📝 SummarXiv

Abstract

Positron decays of proton-rich nuclides exhibit large $Q$ values, producing complex cascades which often involve various radiations, including protons and $\gamma$ rays. Often, only one of the two are measured in a single experiment, limiting the accuracy and completeness of the decay scheme. An example is $^{31}$Cl, for which protons and $\gamma$ rays have been measured in detail individually but never with substantial sensitivity to proton-$\gamma$ coincidences. The purpose of this work is to provide detailed measurements of $^{31}$Cl $\beta$-delayed proton decay including $\beta$-$p$-$\gamma$ sequences, extract spectroscopic information on $^{31}$S excited states as well as their $\beta$ feeding, and compare to shell-model calculations.

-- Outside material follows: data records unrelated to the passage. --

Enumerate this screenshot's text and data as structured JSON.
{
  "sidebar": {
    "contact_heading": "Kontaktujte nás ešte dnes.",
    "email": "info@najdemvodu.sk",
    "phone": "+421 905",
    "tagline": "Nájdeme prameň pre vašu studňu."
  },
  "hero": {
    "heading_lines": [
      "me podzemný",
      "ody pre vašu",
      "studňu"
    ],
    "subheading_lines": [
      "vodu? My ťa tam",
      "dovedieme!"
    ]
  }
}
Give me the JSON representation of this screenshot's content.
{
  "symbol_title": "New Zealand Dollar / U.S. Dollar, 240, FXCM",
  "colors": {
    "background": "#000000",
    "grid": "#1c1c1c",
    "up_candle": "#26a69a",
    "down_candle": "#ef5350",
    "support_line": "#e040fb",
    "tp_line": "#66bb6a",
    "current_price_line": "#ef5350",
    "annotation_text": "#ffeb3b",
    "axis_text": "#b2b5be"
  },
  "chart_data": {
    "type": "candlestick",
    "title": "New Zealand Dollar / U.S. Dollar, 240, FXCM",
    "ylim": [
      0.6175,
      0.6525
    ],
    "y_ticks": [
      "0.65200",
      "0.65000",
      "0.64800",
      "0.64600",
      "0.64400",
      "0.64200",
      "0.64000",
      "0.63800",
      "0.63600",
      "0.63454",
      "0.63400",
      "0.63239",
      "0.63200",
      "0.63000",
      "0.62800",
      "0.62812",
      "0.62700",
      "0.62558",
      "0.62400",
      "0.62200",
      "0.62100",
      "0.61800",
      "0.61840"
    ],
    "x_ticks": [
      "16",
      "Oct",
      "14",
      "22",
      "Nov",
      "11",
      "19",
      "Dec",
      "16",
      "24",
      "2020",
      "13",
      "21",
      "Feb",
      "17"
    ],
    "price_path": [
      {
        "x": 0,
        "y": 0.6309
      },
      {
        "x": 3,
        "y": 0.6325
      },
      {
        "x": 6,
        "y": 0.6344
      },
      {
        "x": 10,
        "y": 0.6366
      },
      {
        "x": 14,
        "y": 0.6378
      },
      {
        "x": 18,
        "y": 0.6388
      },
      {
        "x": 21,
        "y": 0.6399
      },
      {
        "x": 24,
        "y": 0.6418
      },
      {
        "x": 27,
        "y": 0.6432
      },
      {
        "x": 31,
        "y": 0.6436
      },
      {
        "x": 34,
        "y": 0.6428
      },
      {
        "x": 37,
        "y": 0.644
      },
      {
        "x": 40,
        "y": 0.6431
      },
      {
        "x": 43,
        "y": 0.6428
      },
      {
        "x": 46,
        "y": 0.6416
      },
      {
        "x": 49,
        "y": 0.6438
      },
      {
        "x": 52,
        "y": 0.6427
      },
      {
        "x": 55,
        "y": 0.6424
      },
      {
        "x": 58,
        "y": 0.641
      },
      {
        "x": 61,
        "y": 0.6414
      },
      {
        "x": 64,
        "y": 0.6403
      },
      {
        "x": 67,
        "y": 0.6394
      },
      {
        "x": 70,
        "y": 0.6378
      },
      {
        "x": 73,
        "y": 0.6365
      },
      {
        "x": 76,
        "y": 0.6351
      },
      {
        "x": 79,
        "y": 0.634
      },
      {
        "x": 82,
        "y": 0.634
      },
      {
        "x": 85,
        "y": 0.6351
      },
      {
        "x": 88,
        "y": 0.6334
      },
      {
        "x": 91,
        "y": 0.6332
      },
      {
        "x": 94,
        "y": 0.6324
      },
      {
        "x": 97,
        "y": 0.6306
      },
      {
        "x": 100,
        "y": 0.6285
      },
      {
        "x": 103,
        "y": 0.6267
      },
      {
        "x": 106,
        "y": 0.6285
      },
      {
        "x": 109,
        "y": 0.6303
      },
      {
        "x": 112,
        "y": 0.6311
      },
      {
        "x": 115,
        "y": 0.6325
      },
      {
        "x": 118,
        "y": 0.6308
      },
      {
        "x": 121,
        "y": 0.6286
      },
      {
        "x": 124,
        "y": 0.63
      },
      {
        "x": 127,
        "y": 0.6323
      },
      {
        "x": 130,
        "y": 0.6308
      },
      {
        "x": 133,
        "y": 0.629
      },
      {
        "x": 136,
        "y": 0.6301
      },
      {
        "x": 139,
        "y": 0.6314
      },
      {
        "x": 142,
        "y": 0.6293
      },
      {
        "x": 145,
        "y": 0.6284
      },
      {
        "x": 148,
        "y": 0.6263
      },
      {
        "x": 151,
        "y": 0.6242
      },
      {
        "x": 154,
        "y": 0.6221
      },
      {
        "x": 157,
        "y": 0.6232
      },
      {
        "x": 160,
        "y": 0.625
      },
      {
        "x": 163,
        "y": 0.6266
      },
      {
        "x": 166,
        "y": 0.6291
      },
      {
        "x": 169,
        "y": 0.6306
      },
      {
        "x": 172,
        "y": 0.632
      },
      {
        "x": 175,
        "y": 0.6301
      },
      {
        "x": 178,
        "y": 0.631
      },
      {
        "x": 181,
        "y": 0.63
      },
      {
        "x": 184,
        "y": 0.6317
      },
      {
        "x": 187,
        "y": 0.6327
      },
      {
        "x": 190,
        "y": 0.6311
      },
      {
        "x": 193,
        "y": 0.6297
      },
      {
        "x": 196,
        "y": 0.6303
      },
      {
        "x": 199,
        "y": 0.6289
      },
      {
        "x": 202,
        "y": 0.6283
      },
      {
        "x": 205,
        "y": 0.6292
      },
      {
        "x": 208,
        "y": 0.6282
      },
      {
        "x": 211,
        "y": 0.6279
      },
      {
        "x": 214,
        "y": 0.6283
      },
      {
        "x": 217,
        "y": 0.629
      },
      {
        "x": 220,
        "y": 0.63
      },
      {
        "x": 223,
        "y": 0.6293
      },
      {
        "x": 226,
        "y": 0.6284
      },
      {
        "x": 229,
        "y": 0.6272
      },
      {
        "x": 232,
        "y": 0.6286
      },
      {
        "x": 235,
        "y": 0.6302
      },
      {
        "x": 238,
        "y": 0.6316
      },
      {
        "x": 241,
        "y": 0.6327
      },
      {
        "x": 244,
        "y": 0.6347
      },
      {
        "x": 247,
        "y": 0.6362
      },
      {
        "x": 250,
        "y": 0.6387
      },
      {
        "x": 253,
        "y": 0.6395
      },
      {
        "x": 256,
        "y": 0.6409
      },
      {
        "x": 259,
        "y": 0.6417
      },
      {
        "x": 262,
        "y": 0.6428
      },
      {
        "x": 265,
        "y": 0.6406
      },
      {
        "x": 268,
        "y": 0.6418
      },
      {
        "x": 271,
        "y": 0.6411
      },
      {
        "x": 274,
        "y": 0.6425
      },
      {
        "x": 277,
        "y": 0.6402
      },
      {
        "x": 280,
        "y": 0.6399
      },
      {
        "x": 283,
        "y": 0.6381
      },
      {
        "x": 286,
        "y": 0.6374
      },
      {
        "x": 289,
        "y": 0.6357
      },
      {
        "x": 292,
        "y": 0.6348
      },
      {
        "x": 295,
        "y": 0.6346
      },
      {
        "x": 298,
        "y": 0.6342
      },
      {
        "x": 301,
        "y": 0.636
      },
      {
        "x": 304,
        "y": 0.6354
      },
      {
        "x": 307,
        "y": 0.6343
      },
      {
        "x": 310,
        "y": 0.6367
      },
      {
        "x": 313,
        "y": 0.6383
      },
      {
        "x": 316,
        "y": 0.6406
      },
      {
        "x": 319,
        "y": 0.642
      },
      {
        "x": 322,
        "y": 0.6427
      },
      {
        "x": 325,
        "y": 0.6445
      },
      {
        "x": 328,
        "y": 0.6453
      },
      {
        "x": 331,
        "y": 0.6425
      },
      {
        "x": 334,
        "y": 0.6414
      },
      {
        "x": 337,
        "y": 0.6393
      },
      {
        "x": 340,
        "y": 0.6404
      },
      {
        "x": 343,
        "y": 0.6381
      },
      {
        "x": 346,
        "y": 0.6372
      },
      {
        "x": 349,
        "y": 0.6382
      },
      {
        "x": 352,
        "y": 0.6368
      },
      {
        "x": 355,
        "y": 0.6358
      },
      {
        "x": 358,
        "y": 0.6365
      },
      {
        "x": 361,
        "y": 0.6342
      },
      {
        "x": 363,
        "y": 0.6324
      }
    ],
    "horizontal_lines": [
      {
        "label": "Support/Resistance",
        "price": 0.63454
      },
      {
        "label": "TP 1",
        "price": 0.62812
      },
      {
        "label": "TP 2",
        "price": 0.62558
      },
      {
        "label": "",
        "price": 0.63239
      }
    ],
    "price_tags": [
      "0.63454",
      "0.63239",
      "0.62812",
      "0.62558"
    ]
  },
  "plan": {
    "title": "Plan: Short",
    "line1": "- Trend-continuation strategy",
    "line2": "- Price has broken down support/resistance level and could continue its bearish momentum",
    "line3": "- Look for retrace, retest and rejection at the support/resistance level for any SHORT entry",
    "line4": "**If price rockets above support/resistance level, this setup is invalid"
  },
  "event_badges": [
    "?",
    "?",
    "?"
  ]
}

A fast, fragmented beam of $^{31}$Cl provided was deposited in the Gaseous Detector with Germanium Tagging (GADGET) system. GADGET's gas-filled Proton Detector was used to detect $beta$-delayed protons, and the Segmented Germanium Array (SeGA) was used to detect $\beta$-delayed $\gamma$ rays. Up to 18 previously unobserved $\beta$-delayed proton transitions have been discovered, most of which populate excited states of $^{30}$P. Here present the first detailed $^{31}$Cl($\beta p \gamma$)$^{30}$P decay scheme and find improved agreement with theoretical calculations of the Gamow-Teller strength distribution for $^{31}$S excitation energies $7.5 < E_x < 9.5$ MeV. The present work demonstrates that the capability to detect $\beta$-delayed protons and $\gamma$ rays in coincidence is essential to construct accurate positron decay schemes for comparison to theoretical nuclear structure calculations. In some respects, this phenomenon for $\beta$-delayed protons resembles the pandemonium effect originally introduced for $\beta$-delayed $\gamma$ rays.